Leader de la course à seulement 21 ans, Luke Durbridge est aussi le plus jeune des coureurs engagés cette année. Il devance au classement spécifique le Norvégien Edvald Boasson Hagen, 11ème hier, et qui portera aujourd’hui le maillot blanc.
Luke Durbridge domine également le classement par points avec les 15 points attribués au vainqueur du prologue. Le maillot vert ne sera pas porté aujourd’hui par Bradley Wiggins, 2ème avec 12 points. En effet, un règlement en vigueur depuis la saison 2011 prévoit que dans ce cas de figure, le maillot de champion national prend la priorité sur le maillot vert, ce qui n’est pas le cas lorsque le coureur est le leader du classement. Dès lors, Andryi Grivko, 3ème de la hiérarchie, porte aujourd’hui le maillot vert.
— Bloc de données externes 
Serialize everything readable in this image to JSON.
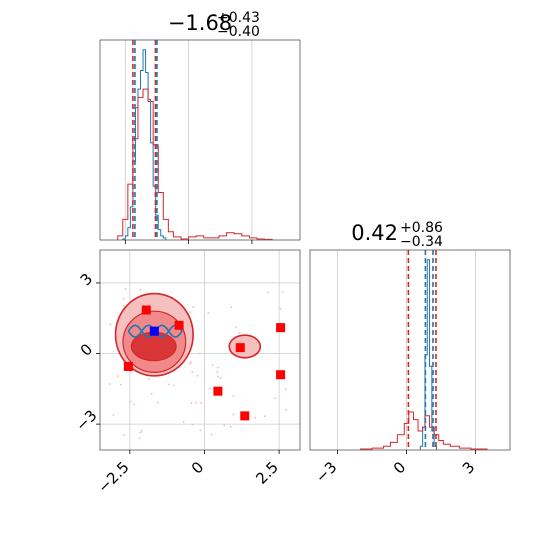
{
  "chart_data": [
    {
      "panel": "marginal-1",
      "type": "step-histogram",
      "title": {
        "median": "−1.68",
        "upper": "+0.43",
        "lower": "−0.40"
      },
      "xlim": [
        -3.5,
        4.4
      ],
      "xticks": [
        -2.5,
        0.0,
        2.5
      ],
      "grid": true,
      "quantile_lines": [
        {
          "color": "#d62728",
          "values": [
            -2.2,
            -1.31
          ]
        },
        {
          "color": "#1f77b4",
          "values": [
            -2.12,
            -1.25
          ]
        }
      ],
      "series": [
        {
          "color": "#1f77b4",
          "x_edges": [
            -2.6,
            -2.5,
            -2.4,
            -2.3,
            -2.2,
            -2.1,
            -2.0,
            -1.9,
            -1.8,
            -1.7,
            -1.6,
            -1.5,
            -1.4,
            -1.3,
            -1.2,
            -1.1,
            -1.0,
            -0.9
          ],
          "counts": [
            0.5,
            2,
            6,
            16,
            38,
            64,
            73,
            82,
            92,
            81,
            68,
            47,
            26,
            12,
            5,
            2,
            1
          ]
        },
        {
          "color": "#d62728",
          "x_edges": [
            -2.8,
            -2.6,
            -2.4,
            -2.2,
            -2.0,
            -1.8,
            -1.6,
            -1.4,
            -1.2,
            -1.0,
            -0.8,
            -0.6,
            -0.3,
            0.0,
            0.3,
            0.6,
            0.9,
            1.2,
            1.5,
            1.8,
            2.1,
            2.4,
            2.7,
            3.0,
            3.3
          ],
          "counts": [
            2,
            10,
            27,
            49,
            69,
            73,
            67,
            46,
            23,
            10,
            4,
            1.5,
            0.5,
            1.5,
            2,
            1,
            1,
            2,
            3.5,
            3,
            2,
            1,
            0.5,
            0.3
          ]
        }
      ]
    },
    {
      "panel": "joint",
      "type": "contour-scatter",
      "xlim": [
        -3.5,
        3.2
      ],
      "ylim": [
        -4.1,
        4.4
      ],
      "xticks": [
        -2.5,
        0.0,
        2.5
      ],
      "yticks": [
        3,
        0,
        -3
      ],
      "grid": true,
      "red_contours": [
        {
          "cx": -1.68,
          "cy": 0.8,
          "rx": 1.3,
          "ry": 1.75,
          "level": "outer"
        },
        {
          "cx": -1.68,
          "cy": 0.5,
          "rx": 1.05,
          "ry": 1.3,
          "level": "middle"
        },
        {
          "cx": -1.7,
          "cy": 0.3,
          "rx": 0.75,
          "ry": 0.6,
          "level": "inner"
        },
        {
          "cx": 1.35,
          "cy": 0.3,
          "rx": 0.52,
          "ry": 0.48,
          "level": "outer"
        }
      ],
      "red_points": [
        {
          "x": -1.95,
          "y": 1.85
        },
        {
          "x": -0.85,
          "y": 1.2
        },
        {
          "x": -2.55,
          "y": -0.55
        },
        {
          "x": 1.2,
          "y": 0.25
        },
        {
          "x": 2.55,
          "y": 1.1
        },
        {
          "x": 2.55,
          "y": -0.9
        },
        {
          "x": 0.45,
          "y": -1.6
        },
        {
          "x": 1.35,
          "y": -2.65
        }
      ],
      "blue_point": {
        "x": -1.68,
        "y": 0.95
      },
      "blue_band": {
        "x_range": [
          -2.55,
          -0.75
        ],
        "y": 0.95,
        "amplitude": 0.25
      }
    },
    {
      "panel": "marginal-2",
      "type": "step-histogram",
      "title": {
        "median": "0.42",
        "upper": "+0.86",
        "lower": "−0.34"
      },
      "xlim": [
        -4.2,
        4.5
      ],
      "xticks": [
        -3,
        0,
        3
      ],
      "grid": true,
      "quantile_lines": [
        {
          "color": "#d62728",
          "values": [
            0.08,
            1.28
          ]
        },
        {
          "color": "#1f77b4",
          "values": [
            0.82,
            1.15
          ]
        }
      ],
      "series": [
        {
          "color": "#1f77b4",
          "x_edges": [
            0.6,
            0.7,
            0.8,
            0.9,
            1.0,
            1.1,
            1.2,
            1.3
          ],
          "counts": [
            2,
            12,
            50,
            100,
            44,
            10,
            2
          ]
        },
        {
          "color": "#d62728",
          "x_edges": [
            -2.0,
            -1.5,
            -1.0,
            -0.7,
            -0.4,
            -0.1,
            0.1,
            0.3,
            0.5,
            0.7,
            0.8,
            1.0,
            1.2,
            1.4,
            1.6,
            1.9,
            2.3,
            2.8,
            3.5
          ],
          "counts": [
            0.5,
            1,
            2,
            4,
            8,
            14,
            20,
            16,
            10,
            12,
            18,
            12,
            8,
            5,
            3,
            2,
            1,
            0.5
          ]
        }
      ]
    }
  ]
}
Après sa victoire sur le prologue de Grenoble, Luke Durbridge a endossé le premier maillot jaune et bleu de cette 64ème édition. Il dispose d’une maigre avance sur Bradley Wiggins, 2ème à 1’’ au classement général.
Le peloton roule actuellement en convoi vers le lieu du départ réel, situé à 9,3 km du rassemblement.
Les coureurs partent aujourd’hui de Seyssins pour une route de 187 kilomètres jusqu’à Saint-Vallier, à travers les départements de l’Isère et de la Drôme.